The Costs of American Interventionism

The Costs of American Interventionism

The lessons Washington must learn from the consequences of America's globalist post-9/11 policy.

In a New York Times op-ed published on February 2, 1981, Henry S. Bienen, then an Africa specialist at Princeton University, discussed how “globalists” and “regionalists” advocated differing foreign-policy approaches for the United States. “Globalists,” Bienen noted, “believe that weakening military positions will lead ineluctably to weakening economic ones and that, in any case, security interests, defined first in military terms, must be paramount in any discussion of United States policy.”

Bienen declared that he preferred the regionalist approach, however,

since this perspective starts with the assumption that unless one knows what is possible in specific contexts, and unless one has a good understanding of local factors that are operating, policies are likely to fail or to be counterproductive. No accurate analysis of the trade-offs between costs and benefits of different policies can be made without a deep understanding of the specific configurations of power in given countries.

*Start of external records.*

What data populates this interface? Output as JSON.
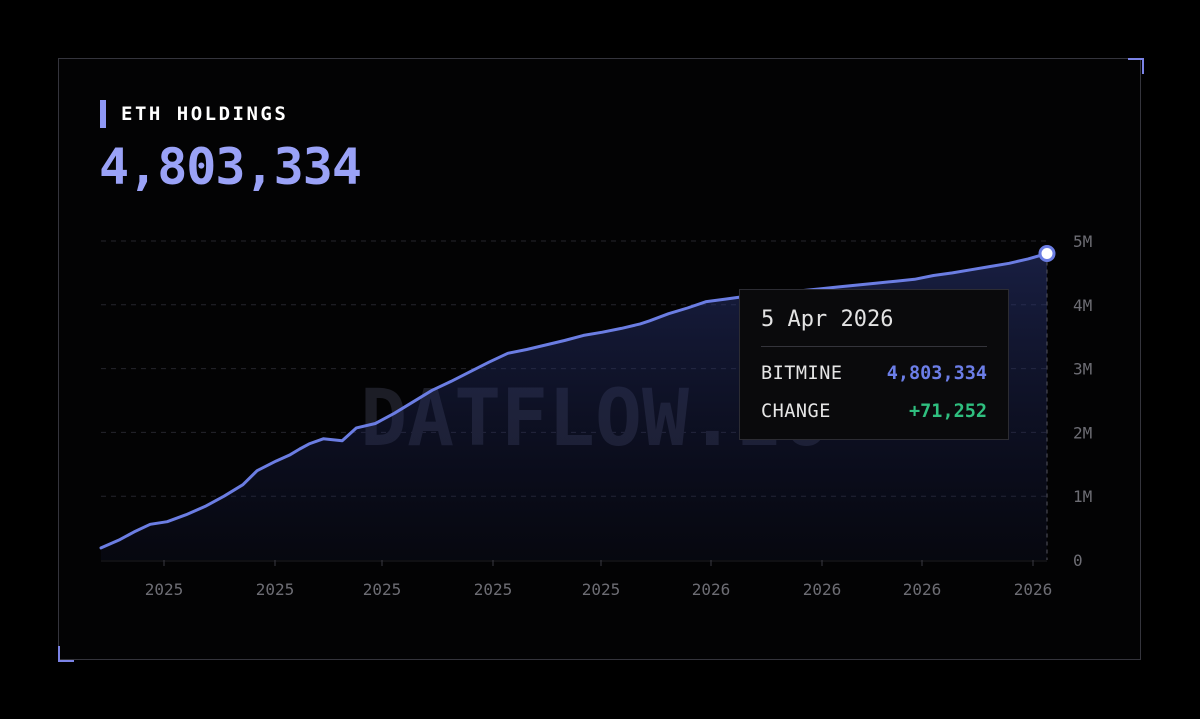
{
  "header": {
    "title": "ETH HOLDINGS",
    "value": "4,803,334"
  },
  "watermark": "DATFLOW.IO",
  "tooltip": {
    "date": "5 Apr 2026",
    "series_label": "BITMINE",
    "series_value": "4,803,334",
    "change_label": "CHANGE",
    "change_value": "+71,252"
  },
  "colors": {
    "line": "#6b7de3",
    "accent": "#8f98f5",
    "positive": "#2fbf7f",
    "background": "#000000"
  },
  "chart_data": {
    "type": "area",
    "series": [
      {
        "name": "BITMINE",
        "x": [
          0.0,
          0.02,
          0.035,
          0.052,
          0.07,
          0.09,
          0.11,
          0.13,
          0.15,
          0.165,
          0.185,
          0.2,
          0.21,
          0.22,
          0.235,
          0.255,
          0.27,
          0.29,
          0.31,
          0.33,
          0.35,
          0.37,
          0.39,
          0.41,
          0.43,
          0.45,
          0.47,
          0.49,
          0.51,
          0.53,
          0.55,
          0.57,
          0.58,
          0.6,
          0.62,
          0.64,
          0.66,
          0.68,
          0.7,
          0.72,
          0.74,
          0.76,
          0.78,
          0.8,
          0.82,
          0.84,
          0.86,
          0.88,
          0.9,
          0.92,
          0.94,
          0.96,
          0.98,
          1.0
        ],
        "values": [
          0.19,
          0.32,
          0.44,
          0.56,
          0.6,
          0.71,
          0.84,
          1.0,
          1.18,
          1.4,
          1.55,
          1.65,
          1.74,
          1.82,
          1.9,
          1.87,
          2.07,
          2.14,
          2.3,
          2.48,
          2.66,
          2.8,
          2.95,
          3.1,
          3.24,
          3.3,
          3.37,
          3.44,
          3.52,
          3.57,
          3.63,
          3.7,
          3.75,
          3.86,
          3.95,
          4.05,
          4.09,
          4.13,
          4.16,
          4.19,
          4.22,
          4.25,
          4.28,
          4.31,
          4.34,
          4.37,
          4.4,
          4.46,
          4.5,
          4.55,
          4.6,
          4.65,
          4.72,
          4.803334
        ]
      }
    ],
    "x_tick_labels": [
      "2025",
      "2025",
      "2025",
      "2025",
      "2025",
      "2026",
      "2026",
      "2026",
      "2026"
    ],
    "y_tick_labels": [
      "0",
      "1M",
      "2M",
      "3M",
      "4M",
      "5M"
    ],
    "y_unit": "M",
    "ylim": [
      0,
      5
    ],
    "grid": true,
    "legend": "none",
    "highlight": {
      "label": "5 Apr 2026",
      "value": 4803334,
      "change": 71252
    }
  }
}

The Cold War is long over, but what Bienen wrote about American foreign policy back in 1981 is also true with regard to American foreign policy in the post–9/11 war on terror. Globalists have been primarily concerned about the “global threat” posed by al-Qaeda and its allies (both actual and perceived) and with defeating this threat militarily. Regionalists, by contrast, have been fearful that America’s deepening military involvements in Afghanistan and Iraq were so unpopular locally that they were creating more enemies than they were eliminating. But just as with the Cold War, it was the globalists and not the regionalists who were in control of formulating American foreign policy in the war on terror—especially during the George W. Bush administration.

The Report Card

After pursuing it for over a decade, what have been the results of America’s war on terror? On the positive side: the regimes of Saddam Hussein and the Taliban were toppled, elected governments have taken office in both countries, and, more recently, Osama bin Laden and several other top al-Qaeda leaders have been eliminated.

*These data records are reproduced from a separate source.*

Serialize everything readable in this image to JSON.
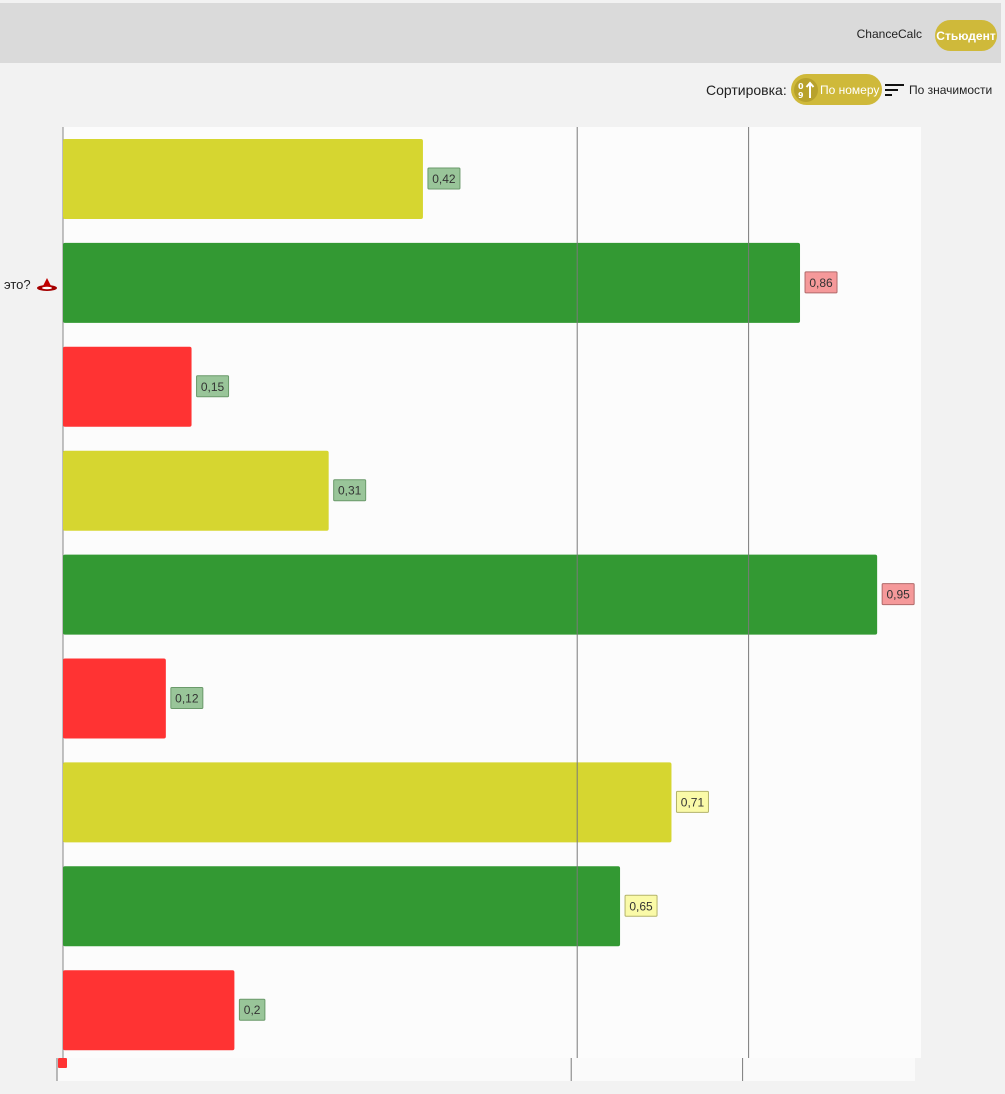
{
  "header": {
    "app_name": "ChanceCalc",
    "user_button": "Стьюдент"
  },
  "sort": {
    "label": "Сортировка:",
    "by_number": "По номеру",
    "by_importance": "По значимости"
  },
  "row_label": "это?",
  "colors": {
    "accent": "#cfb93a",
    "bar_green": "#339933",
    "bar_yellow": "#d6d630",
    "bar_red": "#ff3333",
    "badge_green": "#99c599",
    "badge_red": "#f5999a",
    "badge_yellow": "#fafaa8"
  },
  "chart_data": {
    "type": "bar",
    "orientation": "horizontal",
    "values": [
      0.42,
      0.86,
      0.15,
      0.31,
      0.95,
      0.12,
      0.71,
      0.65,
      0.2
    ],
    "value_labels": [
      "0,42",
      "0,86",
      "0,15",
      "0,31",
      "0,95",
      "0,12",
      "0,71",
      "0,65",
      "0,2"
    ],
    "bar_colors": [
      "yellow",
      "green",
      "red",
      "yellow",
      "green",
      "red",
      "yellow",
      "green",
      "red"
    ],
    "badge_colors": [
      "green",
      "red",
      "green",
      "green",
      "red",
      "green",
      "yellow",
      "yellow",
      "green"
    ],
    "reference_lines": [
      0.6,
      0.8
    ],
    "xlim": [
      0,
      1
    ],
    "grid": false
  }
}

But there have been negative results as well. America and its allies have paid a high cost in terms of lives lost and resources expended in these two conflicts. The people of Afghanistan and Iraq, of course, have borne far higher human and material costs. Further, the elected governments in both countries have proven to be not only corrupt and authoritarian but also quite ungrateful toward and uncooperative with the United States.

While the U.S. intervention in Iraq ended the Arab Sunni minority’s domination of that country and allowed the Arab Shia majority to come to power via elections, harmony has not been established among Iraq’s three principle communities (Arab Shia, Arab Sunnis and Kurds). With the final departure of American armed forces from Iraq at the end of 2011, intercommunal conflict appears to be increasing.

Even though large numbers of American and coalition forces are still present there, the Taliban and its allies—with help from Pakistan—have made an unwelcome comeback in much of Afghanistan. It does not seem likely that the impending withdrawal of American and coalition forces by the end of 2014 is going to weaken the Taliban. Withdrawal will only provide the Taliban with greater opportunity to regain power.

Further, with America and its allies so heavily involved in Afghanistan and Iraq, al-Qaeda’s affiliates were able to gain influence elsewhere—including in Yemen and Somalia. Finally, even though it has been gravely weakened by the death of bin Laden and many of its other top leaders, al-Qaeda Central remains venomously alive under the leadership of bin Laden’s deputy, Ayman al-Zawahiri.

The False Choice

Did America have to pursue a globalist policy after 9/11 involving intervention in Afghanistan and Iraq? Could it have pursued a more nuanced, regionalist approach that avoided intervening in these countries and focused on dealing with al-Qaeda instead? Or could it have at least avoided intervening in Iraq and thus concentrated its efforts and resources on Afghanistan and al-Qaeda? While interesting, these questions are moot. The Bush administration adopted globalist policies at the outset of the war on terror, and it is the legacy of these decisions that President Obama—and probably subsequent presidents—must deal with.

President Obama, of course, has already withdrawn American forces from Iraq and has vowed to withdraw them from Afghanistan by 2014. Clearly, he does not share President Bush’s globalist vision regarding the war on terror. But however much President Obama’s decision to withdraw American forces from these two countries is prudent fiscally and popular both domestically and internationally, Obama’s rejection of Bush’s globalist approach to the war on terror does not indicate the adoption of a regionalist approach.

American intervention in Afghanistan and Iraq was unable to establish peace and prosperity in these two countries. American withdrawal from them will not do so either. Conflicts in these countries will continue, and forces hostile to the United States, its regional allies and the people of these countries can be expected to try to get the upper hand. America needs to adopt policies somewhere between the extremes of reintervening and doing nothing. In order to do this successfully, Washington would do well to heed Professor Bienen’s advice from over three decades ago: know what is possible in specific contexts, and understand local factors. We’ve already seen what happens when this advice is ignored.

Mark N. Katz teaches international relations at George Mason University and is the author of Leaving without Losing: The War on Terror after Iraq and Afghanistan (Johns Hopkins University Press, forthcoming in March 2012).